E isso é parte do que caracteriza um momento de financeirização da economia. Ou seja, você acumula na esfera financeira valores que não vão jamais se realizar na esfera real. A crise vem pra, digamos assim, aproximar essa coisa. Dentro de algo mais factível. O que esses setores que detém esses papéis estão fazendo? Criando mecanismos para que o orçamento público absolva esses papéis, fiquem com esse prejuízo, vão socializar o seu prejuízo. Foi assim na Grécia. Maria Lucia Fattorelli, que é a coordenadora nacional da Auditoria Cidadã, que fez a auditoria na Grécia, disse que isso foi um grande cassino que fizeram pra cima da Grécia. Essa história de que os gregos estavam vivendo acima de suas possibilidades é mentira, balela. O que aconteceu foi que os bancos privados gregos, que estavam embricados naquela crise de 2008, 2009, trataram de repassar para o orçamento público o seu prejuízo. A dívida pública aumentou estrondosamente. E aí depois os caras vieram dizer que a Grécia estava vivendo acima de suas possibilidades, estava gastando mais do que arrecadava. Aliás, quando alguém vier dizer que as finanças de um Estado, que o orçamento do Estado tem que ser que nem o orçamento de uma família, vocês botem um carimbo na testa do cara: “mentiroso”. Isso não funciona assim, isso não é verdade.

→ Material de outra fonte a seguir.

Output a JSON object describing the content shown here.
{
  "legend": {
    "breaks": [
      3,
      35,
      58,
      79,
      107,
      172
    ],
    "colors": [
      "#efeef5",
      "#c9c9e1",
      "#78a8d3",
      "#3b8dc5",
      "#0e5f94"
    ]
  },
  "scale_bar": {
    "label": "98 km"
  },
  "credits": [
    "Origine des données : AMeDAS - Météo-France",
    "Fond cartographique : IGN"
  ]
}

JS: Isso já comprova que temos uma imprensa mentirosa. Porque essa é a primeira comparação que eles fazem, né?
Josué Martins: Sim, mas eles se apoiam em teoria econômica. Tem teoria econômica que diz isso. É ideologia, isso. Isso não é ciência, entende? E é uma ideologia para atender aqui, de novo, a ideia da austeridade. É isso que acontece nesse momento da financeirização da economia mundial. Esses setores que detém a parte substancial da riqueza vão criando mecanismos pra tentar se manter nessa condição. E são mecanismos que não tem nada a ver com ampliar a produção de riqueza. E ao não ampliar a produção de riqueza, o que ele faz? Ele não emprega, ele não cria um desenvolvimento econômico. E aí ele não consegue ter uma coesão, mesmo dos setores menos favorecidos da sociedade, no sentido de ver, no que está acontecendo, uma esperança para o futuro. Ele olha para o futuro e não vê nada. Então isso é convulsão certa. E isso não é a primeira vez que acontece na história mundial. Tem estudiosos que mostram, que fazem um estudo da chamada longa duração, que vão estudar lá quando o capitalismo nasceu. E é isso, o capitalismo é uma sociedade datada. Tem um momento em que nasceu e vai acabar. Como outras formas da humanidade se organizar ruíram. Aí os caras pegam e mostram que na passagem do domínio de uma nação central para outra, nesse momento, a economia tem um funcionamento semelhante ao que nós temos agora, de financeirização, de acúmulo de riqueza essencialmente na esfera financeira. Foi assim na passagem da Holanda para a Inglaterra, foi assim da Inglaterra para os Estados Unidos, com a crise de 1930, e está sendo assim nesse momento em que se contesta também a hegemonia norte-americana. O que eles têm dito, e estou falando aqui do Immanuel Wallerstein, do Giovanni Arrighi, é que a gente pode estar enfrentando não apenas uma crise de hegemonia da nação central, mas uma crise sistêmica mais profunda, de final de um sistema. E aí é um momento de desestruturação muito grande, e essa desestruturação pode resultar em algo novo melhor, ou não. Isso vai depender das forças em disputa e da capacidade de a gente organizar essas forças em uma direção.